Après la chute de l'empire romain le vin conserve tout son prestige; aux yeux des hommes du Moyen-Age, c'est un agrément indispensable à toute existence de haut rang. Sous les dynasties mérovingiennes et carolingiennes les évêques travaillent à la conservation et à la création de vignobles. A Paris, Saint Germain fait planter des vignes sur les deux rives de la Seine, de même pour Saint Nizier à Lyon. L'Eglise a besoin de vin, et ce, en grandes quantités non seulement pour l'accueil des personnages de haut rang et des pèlerins, le soin des malades, mais également pour la messe. En effet, jusqu'en 1414, le sacrement de l'Eucharistie est donné aux laïcs sous les deux formes, autrement dit, chaque participant reçoit à la fois l'hostie et le vin. Tous les grands ordres religieux (bénédictins, cisterciens, chartreux, etc...) ont été à l'origine des grands vignobles. Très souvent même, la fondation d'un abbaye est réalisée seulement après la réussite des premières vignes. Aujourd'hui, 109 appellations de vins référencés ont une origine monastique (contre seulement 17 en Italie). En Bourgogne, les moines ont fait naître, par exemple, le Romanée-Conti, le Vosne-Romanée ou le Clos Vougeot. Eux seuls ont les terres, achetées ou léguées, ainsi que le temps et l'instruction nécessaires pour améliorer sans cesse les techniques de viticulture et de vinification. Ainsi, le christianisme a été le propagateur de la vigne et le propagandiste du vin et la viticulture ecclésiastique accroîtra la richesse de l'Eglise par ces grands crus, si réputés, et si chers, même si l'Eglise condamne bien évidemment l'ivresse. L'empreinte de la religion est encore visible dans les saints consacrés à la vigne : pas moins de 30 saints sont dénombrés pour les vignerons français (Saint Martin et Saint Vincent sont les plus célèbres). Le vin acquiert d'autant plus une place symbolique que les musulmans le condamnent comme impur; boire du vin c'est alors s'affirmer comme chrétien.
Qui plus est, il est énormément utilisé par les médecins qui le considèrent comme un excellent reconstituant pour les malades car il réchauffe le sang. Il est également réputé pour soigner les abcès, les morsures de serpent, et pour soulager le foie et la rate.
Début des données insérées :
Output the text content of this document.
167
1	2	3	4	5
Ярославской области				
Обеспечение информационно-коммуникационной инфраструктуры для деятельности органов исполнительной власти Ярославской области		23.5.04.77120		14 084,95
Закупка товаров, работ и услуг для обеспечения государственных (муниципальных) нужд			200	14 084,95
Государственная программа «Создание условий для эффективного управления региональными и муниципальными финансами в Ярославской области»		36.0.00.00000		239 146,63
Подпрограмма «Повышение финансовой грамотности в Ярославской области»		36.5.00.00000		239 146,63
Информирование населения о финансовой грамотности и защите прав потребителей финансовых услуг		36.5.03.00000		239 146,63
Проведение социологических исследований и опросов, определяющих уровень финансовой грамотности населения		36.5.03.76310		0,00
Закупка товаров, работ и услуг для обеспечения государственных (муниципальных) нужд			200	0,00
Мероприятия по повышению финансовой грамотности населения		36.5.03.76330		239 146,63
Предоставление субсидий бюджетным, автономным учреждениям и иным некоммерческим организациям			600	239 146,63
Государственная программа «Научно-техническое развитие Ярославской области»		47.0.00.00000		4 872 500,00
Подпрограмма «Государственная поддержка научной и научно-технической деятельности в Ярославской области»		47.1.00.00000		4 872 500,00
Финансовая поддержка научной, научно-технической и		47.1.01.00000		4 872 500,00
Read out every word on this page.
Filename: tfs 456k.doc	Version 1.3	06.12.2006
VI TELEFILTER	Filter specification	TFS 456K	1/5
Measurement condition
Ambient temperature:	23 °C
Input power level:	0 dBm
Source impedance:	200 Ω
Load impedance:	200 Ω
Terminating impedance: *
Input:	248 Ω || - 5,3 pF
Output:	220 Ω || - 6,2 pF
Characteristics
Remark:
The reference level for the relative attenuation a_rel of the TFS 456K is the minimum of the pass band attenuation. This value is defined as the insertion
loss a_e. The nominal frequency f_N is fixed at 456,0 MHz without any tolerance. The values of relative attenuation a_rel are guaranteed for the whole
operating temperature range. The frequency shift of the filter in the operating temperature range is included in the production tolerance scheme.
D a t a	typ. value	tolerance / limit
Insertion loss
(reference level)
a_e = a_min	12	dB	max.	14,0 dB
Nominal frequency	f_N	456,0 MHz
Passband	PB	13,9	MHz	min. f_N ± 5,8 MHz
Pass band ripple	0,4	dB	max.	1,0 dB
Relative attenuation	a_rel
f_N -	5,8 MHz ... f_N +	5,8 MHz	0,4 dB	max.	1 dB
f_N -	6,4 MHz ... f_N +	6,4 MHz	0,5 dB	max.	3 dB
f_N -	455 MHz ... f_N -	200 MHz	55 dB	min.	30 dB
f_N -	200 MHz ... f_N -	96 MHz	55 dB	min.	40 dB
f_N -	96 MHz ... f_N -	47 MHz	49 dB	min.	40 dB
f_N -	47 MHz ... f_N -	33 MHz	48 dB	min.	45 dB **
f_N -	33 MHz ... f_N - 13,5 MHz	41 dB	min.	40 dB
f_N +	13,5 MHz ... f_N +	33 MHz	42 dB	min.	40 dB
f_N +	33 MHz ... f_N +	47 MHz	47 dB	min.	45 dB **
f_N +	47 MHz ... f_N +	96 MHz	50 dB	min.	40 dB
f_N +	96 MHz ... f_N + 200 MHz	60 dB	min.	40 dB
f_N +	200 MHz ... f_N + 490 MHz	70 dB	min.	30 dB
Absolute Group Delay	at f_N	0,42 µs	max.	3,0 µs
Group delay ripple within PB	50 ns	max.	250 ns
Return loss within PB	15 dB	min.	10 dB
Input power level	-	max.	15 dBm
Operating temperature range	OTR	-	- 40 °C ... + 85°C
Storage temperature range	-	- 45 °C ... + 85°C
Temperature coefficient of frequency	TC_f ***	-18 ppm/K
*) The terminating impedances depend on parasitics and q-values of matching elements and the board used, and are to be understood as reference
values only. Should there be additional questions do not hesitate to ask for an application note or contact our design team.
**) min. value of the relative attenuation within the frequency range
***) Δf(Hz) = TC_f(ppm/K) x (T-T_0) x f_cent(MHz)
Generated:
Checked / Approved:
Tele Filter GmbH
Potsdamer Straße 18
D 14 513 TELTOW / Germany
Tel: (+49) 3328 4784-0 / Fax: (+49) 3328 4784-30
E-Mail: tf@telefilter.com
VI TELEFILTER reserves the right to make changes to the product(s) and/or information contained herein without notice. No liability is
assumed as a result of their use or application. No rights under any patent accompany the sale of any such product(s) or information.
Jusqu'au XVIIIème siècle, chaque région consomme sa propre production de vin. Les moyens de transports sont lents et périlleux et la majeure partie de la production de vin n'est pas conservable longtemps; il se gâte dès le printemps. Seuls les plus riches peuvent s'offrir le luxe de faire venir de loin des vins précieux. Chaque grande cité a alors son vignoble, non loin de ses remparts, pour alimenter sa population. Mais, pendant des siècles, la demande en vin ne cessera d'augmenter dans les villes. On estime la consommation annuelle d'un parisien à 100 litres, 250 si on exclut les femmes et les enfants. La population se plaint du prix du vin lesté par moult taxes, octrois, péages et autres droits. Ce qui explique la liesse populaire lors de la suppression des octrois en 1791. La veille de l'enlèvement des barrières d'octroi, dans la nuit, une véritable foule se rassembla accompagnant les charrettes de vin dans un cortège triomphal.

Le peuple boit de l'eau, pas toujours saine, du lait, du cidre, et de la piquette, du vinaigre coupant l'eau. Les goûts évoluent, car, si au Moyen-Age on préfère le vin clairet, la tendance va s'inverser à partir du XVII ème siècle, au profit de vins rouges plus épais. Il faut attendre le XIXème siècle pour que le vin entre pleinement dans le champ de la gastronomie. L'idée d'associer harmonieusement vins et plats peut naître dans la mesure où elle est rendue possible par l'abandon du service à la française au profit du service à la russe. On assiste au développement d'un discours savant; on ne doit plus seulement boire du vin, mais il faut savoir en parler en connaisseur.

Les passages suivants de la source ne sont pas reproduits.